Notable initiatives include:
- Expansion of the Disability Information and Access Line. The hotline, available at 1-888-677-1199, will help people who need assistance using the at-home tests recently distributed by the government or help find alternatives to at-home testing. Operators will be able to order free tests, help with testing instructions or with reading test results. Operators also can help with specimen collection for mail-in testing services. Finally, connections with local public health departments can be established for those unable to test remotely, including companion support and transportation. These are in addition to existing services offered through the hotline.

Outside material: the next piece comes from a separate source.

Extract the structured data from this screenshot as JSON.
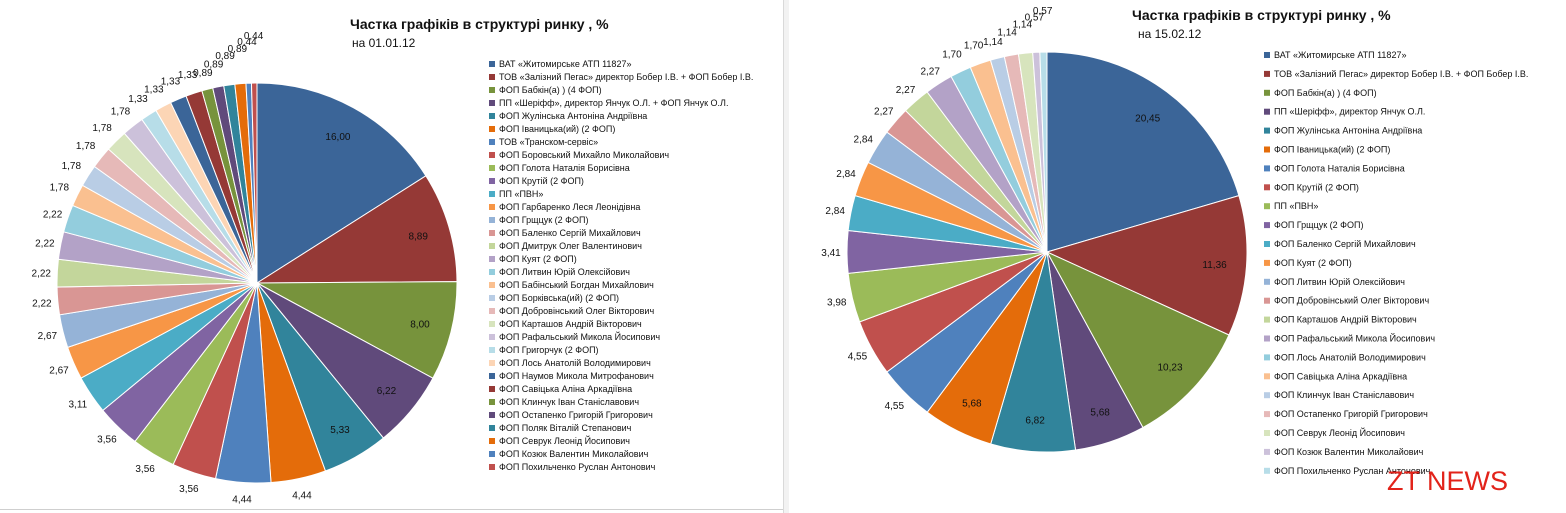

- Additional school guidance. The Department of Education will work with school administrators and educators to define strategies for safe, in-person instruction for all students, and work with parents who need additional support as they navigate in-person learning options. Centers for Parent Information and Resources can also provide direct assistance to families who need it.
- Additional Guidance in American Sign Language. The CDC recently released "How to Interpret Positive Self-Test Results" guidance in ASL, which was a first step toward ensuring deaf or hard of hearing people can better access key information. Additional information improvements are expected - Braille, ASL translations, simplified text, etc.
- Enhanced protective equipment distribution through local agencies. High-quality masks, in-home tests and other PPE should soon be available through community-based collaborations in order to better reach people with disabilities who may be continuing to isolate or social distance for protection.
All of these measures are being put in place to provide more equitable recovery for all Americans and to especially address the needs of older adults and people with disabilities.